Previous study on urban sprawl in Tizi Ouzou

Prior research on Tizi-Ouzou’s urbanization includes Said Doumane’s 2011 study, which focuses exclusively on the town of Tizi-Ouzou and an article by Mohamed Laiche and Mouloud Sadoudi discussing the city’s expansion to its eastern and western flanks. These works trace the historical urban growth and predict future expansion throughout the Oued-Sebaou valley.
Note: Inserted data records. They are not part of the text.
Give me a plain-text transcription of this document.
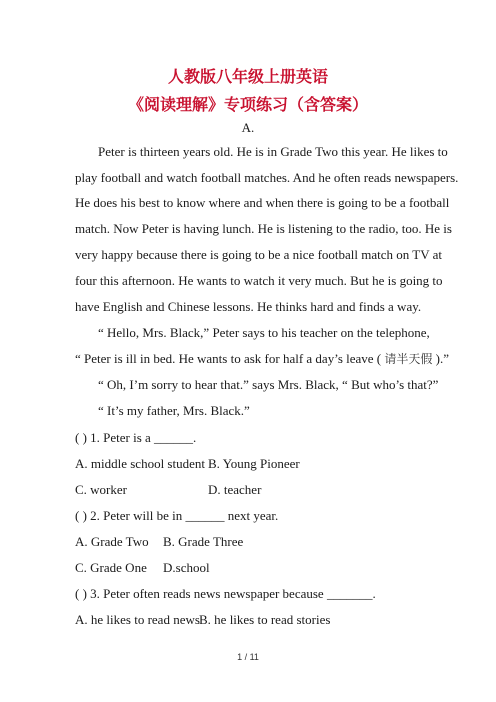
人教版八年级上册英语
《阅读理解》专项练习（含答案）
A.
Peter is thirteen years old. He is in Grade Two this year. He likes to
play football and watch football matches. And he often reads newspapers.
He does his best to know where and when there is going to be a football
match. Now Peter is having lunch. He is listening to the radio, too. He is
very happy because there is going to be a nice football match on TV at
four this afternoon. He wants to watch it very much. But he is going to
have English and Chinese lessons. He thinks hard and finds a way.
“ Hello, Mrs. Black,” Peter says to his teacher on the telephone,
“ Peter is ill in bed. He wants to ask for half a day’s leave ( 请半天假 ).”
“ Oh, I’m sorry to hear that.” says Mrs. Black, “ But who’s that?”
“ It’s my father, Mrs. Black.”
( ) 1. Peter is a ______.
A. middle school student B. Young Pioneer
C. worker	D. teacher
( ) 2. Peter will be in ______ next year.
A. Grade Two B. Grade Three
C. Grade One D.school
( ) 3. Peter often reads news newspaper because _______.
A. he likes to read news B. he likes to read stories
1 / 11
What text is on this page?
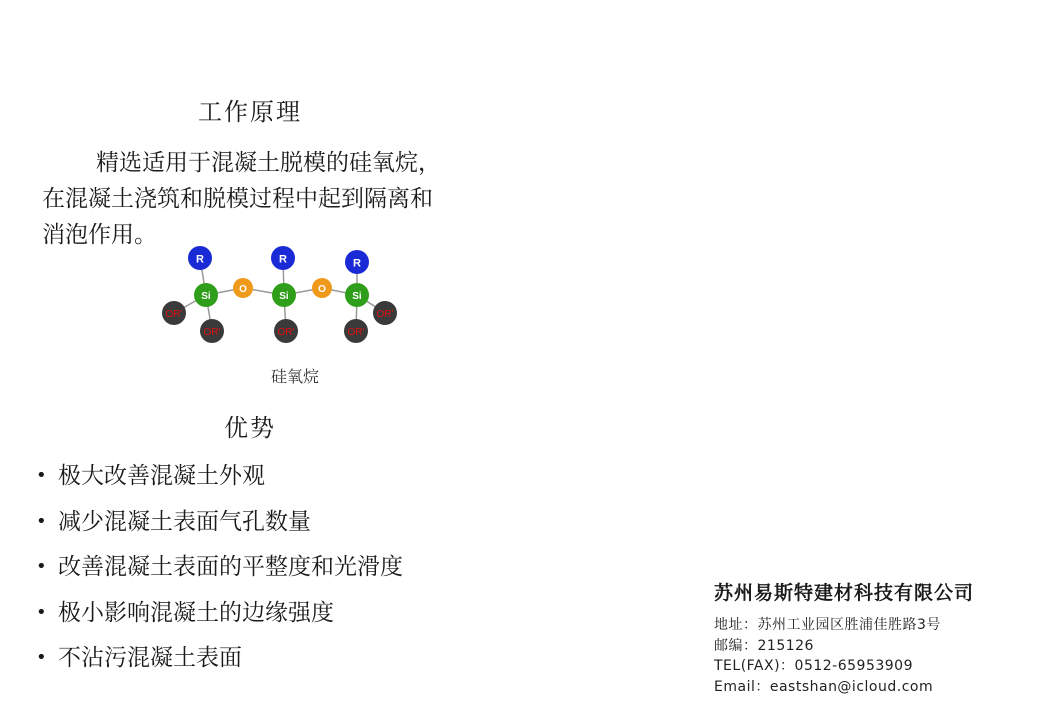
工作原理
精选适用于混凝土脱模的硅氧烷，
在混凝土浇筑和脱模过程中起到隔离和
消泡作用。
R	R	R
O	O
Si	Si	Si
OR'
OR'	OR'	OR'
OR'
硅氧烷
优势
• 极大改善混凝土外观
• 减少混凝土表面气孔数量
• 改善混凝土表面的平整度和光滑度
• 极小影响混凝土的边缘强度
• 不沾污混凝土表面
苏州易斯特建材科技有限公司
地址：苏州工业园区胜浦佳胜路3号
邮编：215126
TEL(FAX)：0512-65953909
Email：eastshan@icloud.com
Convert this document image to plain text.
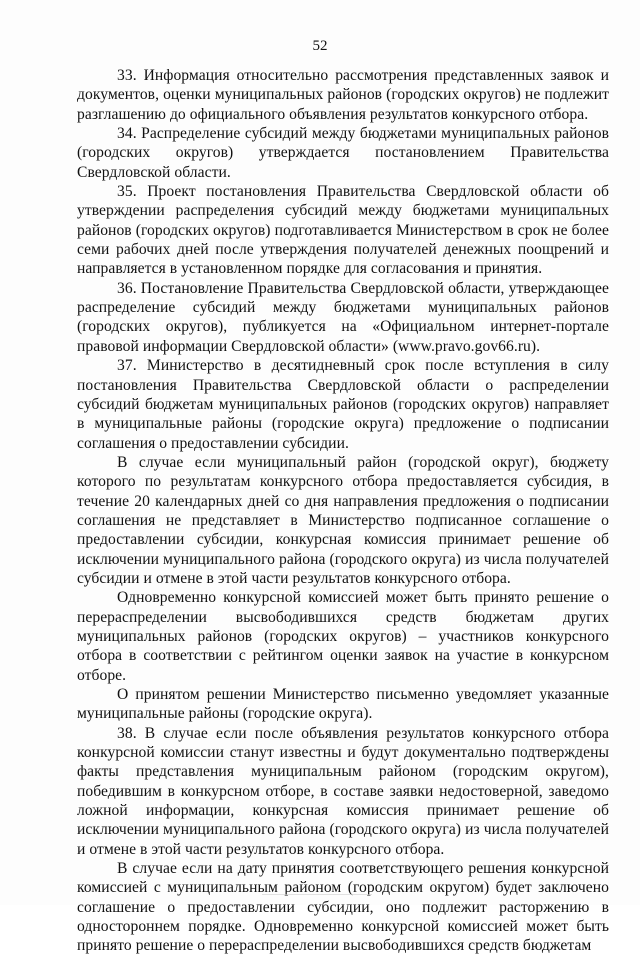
52

33. Информация относительно рассмотрения представленных заявок и документов, оценки муниципальных районов (городских округов) не подлежит разглашению до официального объявления результатов конкурсного отбора.

34. Распределение субсидий между бюджетами муниципальных районов (городских округов) утверждается постановлением Правительства Свердловской области.

35. Проект постановления Правительства Свердловской области об утверждении распределения субсидий между бюджетами муниципальных районов (городских округов) подготавливается Министерством в срок не более семи рабочих дней после утверждения получателей денежных поощрений и направляется в установленном порядке для согласования и принятия.

36. Постановление Правительства Свердловской области, утверждающее распределение субсидий между бюджетами муниципальных районов (городских округов), публикуется на «Официальном интернет-портале правовой информации Свердловской области» (www.pravo.gov66.ru).

37. Министерство в десятидневный срок после вступления в силу постановления Правительства Свердловской области о распределении субсидий бюджетам муниципальных районов (городских округов) направляет в муниципальные районы (городские округа) предложение о подписании соглашения о предоставлении субсидии.

В случае если муниципальный район (городской округ), бюджету которого по результатам конкурсного отбора предоставляется субсидия, в течение 20 календарных дней со дня направления предложения о подписании соглашения не представляет в Министерство подписанное соглашение о предоставлении субсидии, конкурсная комиссия принимает решение об исключении муниципального района (городского округа) из числа получателей субсидии и отмене в этой части результатов конкурсного отбора.

Одновременно конкурсной комиссией может быть принято решение о перераспределении высвободившихся средств бюджетам других муниципальных районов (городских округов) – участников конкурсного отбора в соответствии с рейтингом оценки заявок на участие в конкурсном отборе.

О принятом решении Министерство письменно уведомляет указанные муниципальные районы (городские округа).

38. В случае если после объявления результатов конкурсного отбора конкурсной комиссии станут известны и будут документально подтверждены факты представления муниципальным районом (городским округом), победившим в конкурсном отборе, в составе заявки недостоверной, заведомо ложной информации, конкурсная комиссия принимает решение об исключении муниципального района (городского округа) из числа получателей и отмене в этой части результатов конкурсного отбора.

В случае если на дату принятия соответствующего решения конкурсной комиссией с муниципальным районом (городским округом) будет заключено соглашение о предоставлении субсидии, оно подлежит расторжению в одностороннем порядке. Одновременно конкурсной комиссией может быть принято решение о перераспределении высвободившихся средств бюджетам
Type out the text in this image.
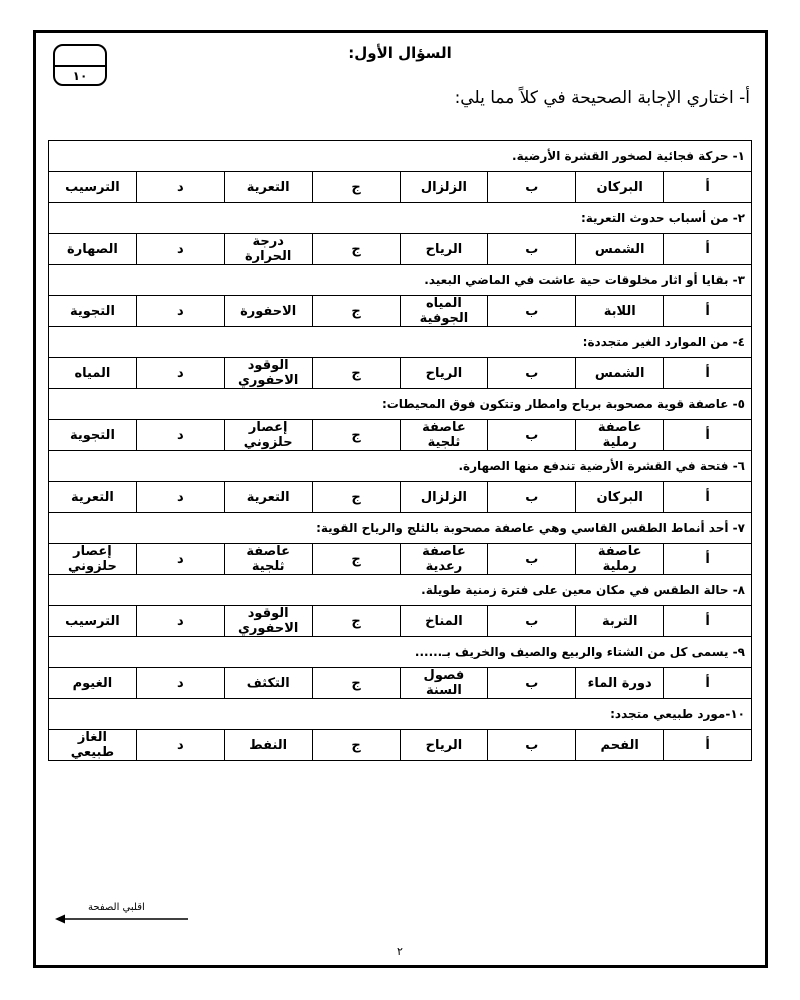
١٠
السؤال الأول:
أ- اختاري الإجابة الصحيحة في كلاً مما يلي:
١- حركة فجائية لصخور القشرة الأرضية.							
أ	البركان	ب	الزلزال	ج	التعرية	د	الترسيب
٢- من أسباب حدوث التعرية:							
أ	الشمس	ب	الرياح	ج	درجة الحرارة	د	الصهارة
٣- بقايا أو اثار مخلوقات حية عاشت في الماضي البعيد.							
أ	اللابة	ب	المياه الجوفية	ج	الاحفورة	د	التجوية
٤- من الموارد الغير متجددة:							
أ	الشمس	ب	الرياح	ج	الوقود الاحفوري	د	المياه
٥- عاصفة قوية مصحوبة برياح وامطار وتتكون فوق المحيطات:							
أ	عاصفة رملية	ب	عاصفة ثلجية	ج	إعصار حلزوني	د	التجوية
٦- فتحة في القشرة الأرضية تندفع منها الصهارة.							
أ	البركان	ب	الزلزال	ج	التعرية	د	التعرية
٧- أحد أنماط الطقس القاسي وهي عاصفة مصحوبة بالثلج والرياح القوية:							
أ	عاصفة رملية	ب	عاصفة رعدية	ج	عاصفة ثلجية	د	إعصار حلزوني
٨- حالة الطقس في مكان معين على فترة زمنية طويلة.							
أ	التربة	ب	المناخ	ج	الوقود الاحفوري	د	الترسيب
٩- يسمى كل من الشتاء والربيع والصيف والخريف بـ......							
أ	دورة الماء	ب	فصول السنة	ج	التكثف	د	الغيوم
١٠-مورد طبيعي متجدد:							
أ	الفحم	ب	الرياح	ج	النفط	د	الغاز طبيعي
اقلبي الصفحة
٢
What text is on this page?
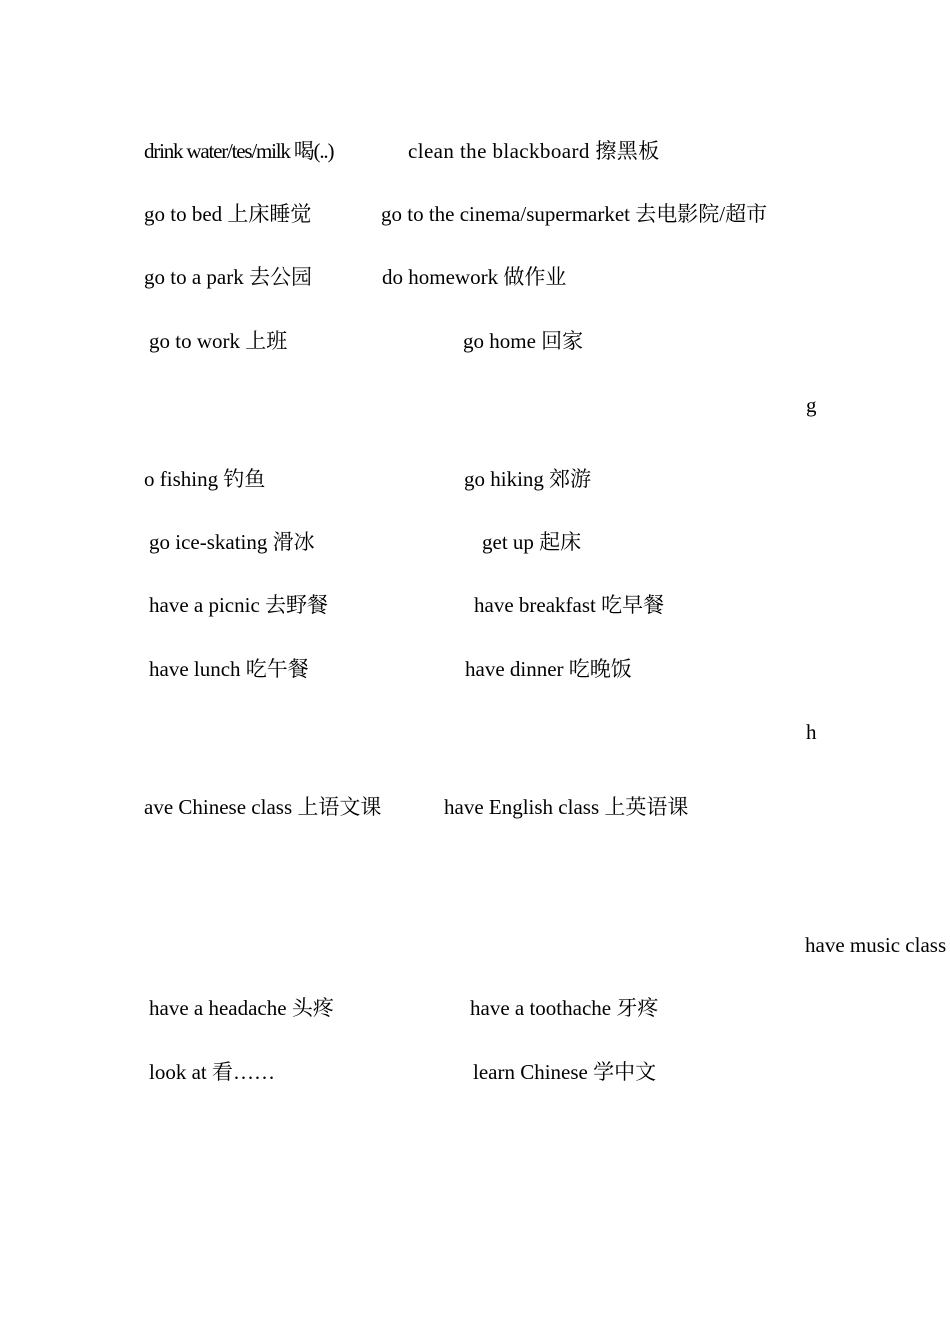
drink water/tes/milk 喝(..)	clean the blackboard 擦黑板
go to bed 上床睡觉	go to the cinema/supermarket 去电影院/超市
go to a park 去公园	do homework 做作业
go to work 上班	go home 回家
g
o fishing 钓鱼	go hiking 郊游
go ice-skating 滑冰	get up 起床
have a picnic 去野餐	have breakfast 吃早餐
have lunch 吃午餐	have dinner 吃晚饭
h
ave Chinese class 上语文课	have English class 上英语课
have music class
have a headache 头疼	have a toothache 牙疼
look at 看……	learn Chinese 学中文
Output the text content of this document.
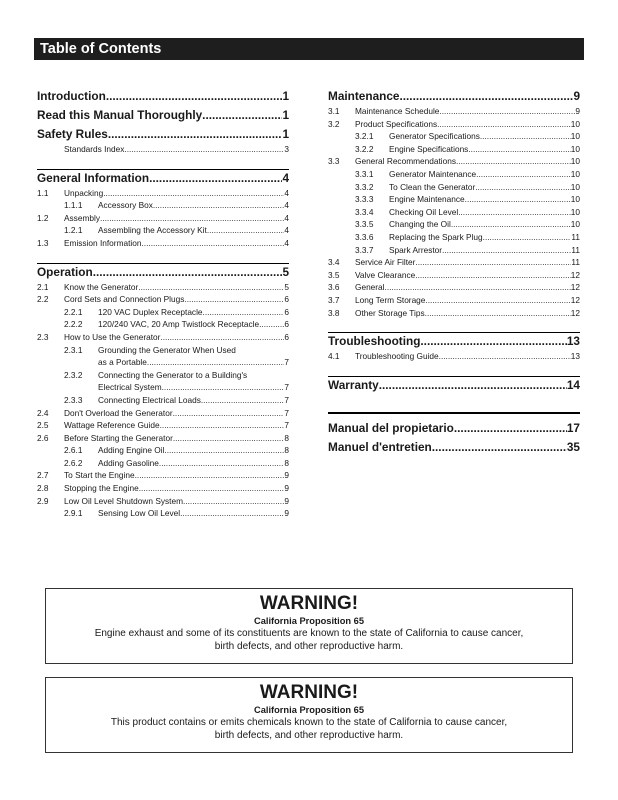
Table of Contents
Introduction .....	1
Read this Manual Thoroughly .....	1
Safety Rules .....	1
Standards Index .....	3
General Information .....	4
1.1	Unpacking .....	4
1.1.1	Accessory Box .....	4
1.2	Assembly .....	4
1.2.1	Assembling the Accessory Kit .....	4
1.3	Emission Information .....	4
Operation .....	5
2.1	Know the Generator .....	5
2.2	Cord Sets and Connection Plugs .....	6
2.2.1	120 VAC Duplex Receptacle .....	6
2.2.2	120/240 VAC, 20 Amp Twistlock Receptacle .....	6
2.3	How to Use the Generator .....	6
2.3.1	Grounding the Generator When Used
as a Portable .....	7
2.3.2	Connecting the Generator to a Building's
Electrical System .....	7
2.3.3	Connecting Electrical Loads .....	7
2.4	Don't Overload the Generator .....	7
2.5	Wattage Reference Guide .....	7
2.6	Before Starting the Generator .....	8
2.6.1	Adding Engine Oil .....	8
2.6.2	Adding Gasoline .....	8
2.7	To Start the Engine .....	9
2.8	Stopping the Engine .....	9
2.9	Low Oil Level Shutdown System .....	9
2.9.1	Sensing Low Oil Level .....	9
Maintenance .....	9
3.1	Maintenance Schedule .....	9
3.2	Product Specifications .....	10
3.2.1	Generator Specifications .....	10
3.2.2	Engine Specifications .....	10
3.3	General Recommendations .....	10
3.3.1	Generator Maintenance .....	10
3.3.2	To Clean the Generator .....	10
3.3.3	Engine Maintenance .....	10
3.3.4	Checking Oil Level .....	10
3.3.5	Changing the Oil .....	10
3.3.6	Replacing the Spark Plug .....	11
3.3.7	Spark Arrestor .....	11
3.4	Service Air Filter .....	11
3.5	Valve Clearance .....	12
3.6	General .....	12
3.7	Long Term Storage .....	12
3.8	Other Storage Tips .....	12
Troubleshooting .....	13
4.1	Troubleshooting Guide .....	13
Warranty .....	14
Manual del propietario .....	17
Manuel d'entretien .....	35
WARNING!
California Proposition 65
Engine exhaust and some of its constituents are known to the state of California to cause cancer,
birth defects, and other reproductive harm.
WARNING!
California Proposition 65
This product contains or emits chemicals known to the state of California to cause cancer,
birth defects, and other reproductive harm.
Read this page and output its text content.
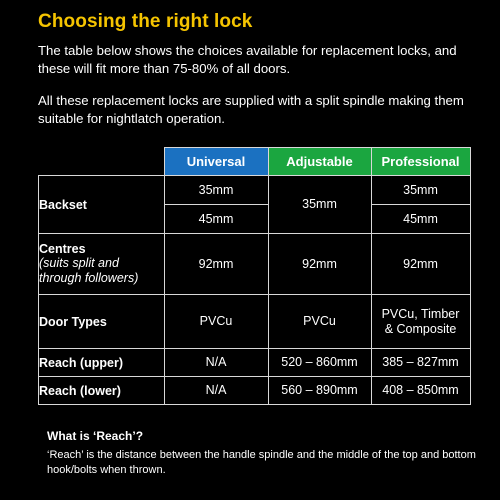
Choosing the right lock
The table below shows the choices available for replacement locks, and these will fit more than 75-80% of all doors.
All these replacement locks are supplied with a split spindle making them suitable for nightlatch operation.
	Universal	Adjustable	Professional
Backset	35mm	35mm	35mm
	45mm		45mm
Centres
(suits split and through followers)	92mm	92mm	92mm
Door Types	PVCu	PVCu	PVCu, Timber
& Composite
Reach (upper)	N/A	520 – 860mm	385 – 827mm
Reach (lower)	N/A	560 – 890mm	408 – 850mm
What is ‘Reach’?
‘Reach’ is the distance between the handle spindle and the middle of the top and bottom hook/bolts when thrown.
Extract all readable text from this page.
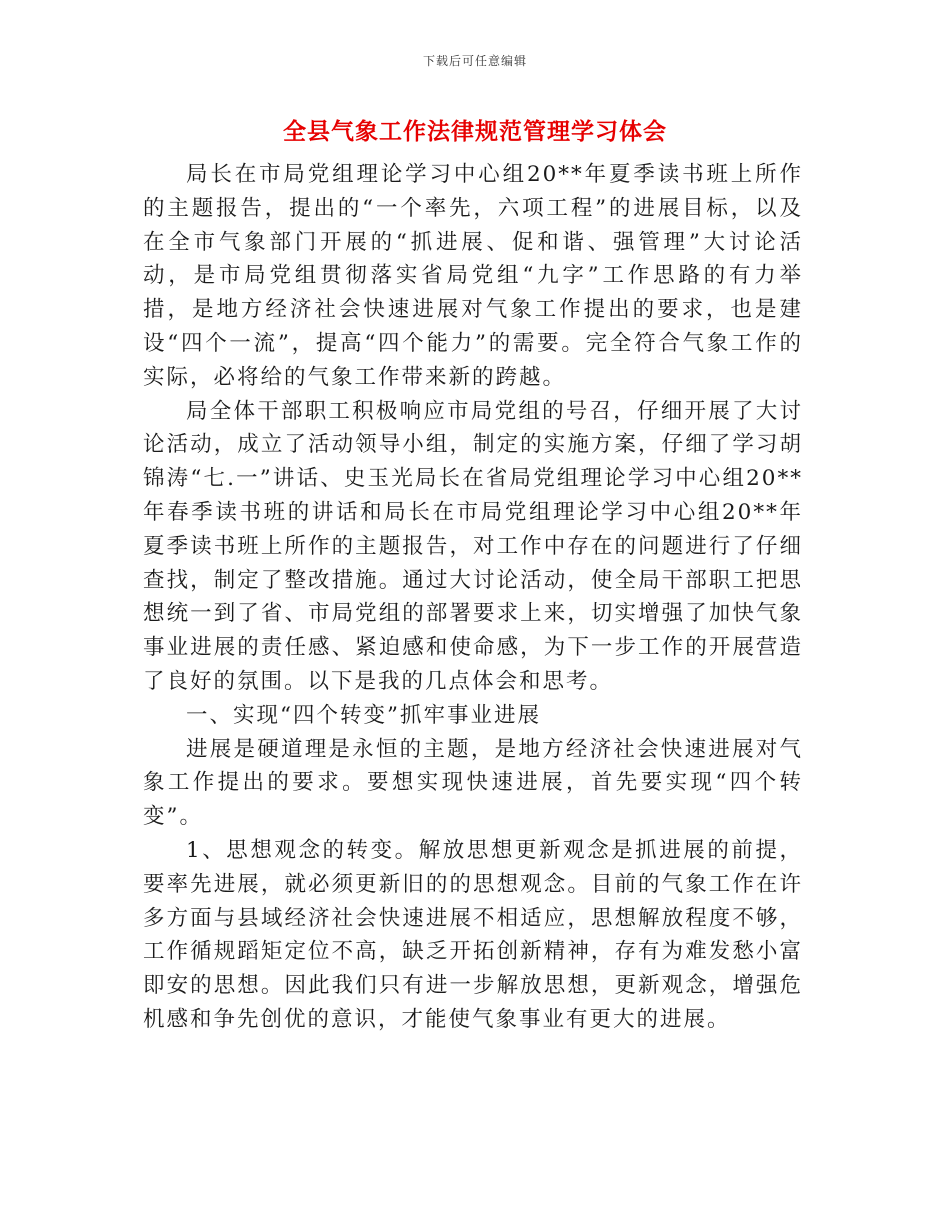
下载后可任意编辑
全县气象工作法律规范管理学习体会

局长在市局党组理论学习中心组20**年夏季读书班上所作的主题报告，提出的“一个率先，六项工程”的进展目标，以及在全市气象部门开展的“抓进展、促和谐、强管理”大讨论活动，是市局党组贯彻落实省局党组“九字”工作思路的有力举措，是地方经济社会快速进展对气象工作提出的要求，也是建设“四个一流”，提高“四个能力”的需要。完全符合气象工作的实际，必将给的气象工作带来新的跨越。

局全体干部职工积极响应市局党组的号召，仔细开展了大讨论活动，成立了活动领导小组，制定的实施方案，仔细了学习胡锦涛“七.一”讲话、史玉光局长在省局党组理论学习中心组20**年春季读书班的讲话和局长在市局党组理论学习中心组20**年夏季读书班上所作的主题报告，对工作中存在的问题进行了仔细查找，制定了整改措施。通过大讨论活动，使全局干部职工把思想统一到了省、市局党组的部署要求上来，切实增强了加快气象事业进展的责任感、紧迫感和使命感，为下一步工作的开展营造了良好的氛围。以下是我的几点体会和思考。

一、实现“四个转变”抓牢事业进展

进展是硬道理是永恒的主题，是地方经济社会快速进展对气象工作提出的要求。要想实现快速进展，首先要实现“四个转变”。

1、思想观念的转变。解放思想更新观念是抓进展的前提，要率先进展，就必须更新旧的的思想观念。目前的气象工作在许多方面与县域经济社会快速进展不相适应，思想解放程度不够，工作循规蹈矩定位不高，缺乏开拓创新精神，存有为难发愁小富即安的思想。因此我们只有进一步解放思想，更新观念，增强危机感和争先创优的意识，才能使气象事业有更大的进展。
Another significant contribution is the “Cahiers Des CERAD” 2011 study, highlighting the role of large villages within the urban framework of Tizi-Ouzou, some with populations exceeding 6,000, contributing to the region’s urban classification. Furthermore, RAHMOUN Naima’s 2013 doctoral thesis delves into urban planning and the interplay between cities and villages in Algeria, with a specific focus on Tizi-Ouzou [2]. Our current study distinguishes itself by incorporating remote sensing a methodology not previously applied to Greater Kabylia thus offering new technological insights into the region’s urbanization.

Material and Methods

This study investigates urban sprawl in Kabylia, employing remote sensing to map and analyze the expansion of built areas. The process begins with preprocessing spectral bands sourced from the USGS, tailored to the study’s geographical scope. Subsequently, a BAEMOLI map is generated to delineate builtup regions. The study then assesses the spatio-temporal dynamics of urbanization, contrasting it against natural and agricultural land changes. Finally, it employs the CA-Markov model to forecast Tizi-Ouzou’s future urban trajectory as illustrated in Figure 3.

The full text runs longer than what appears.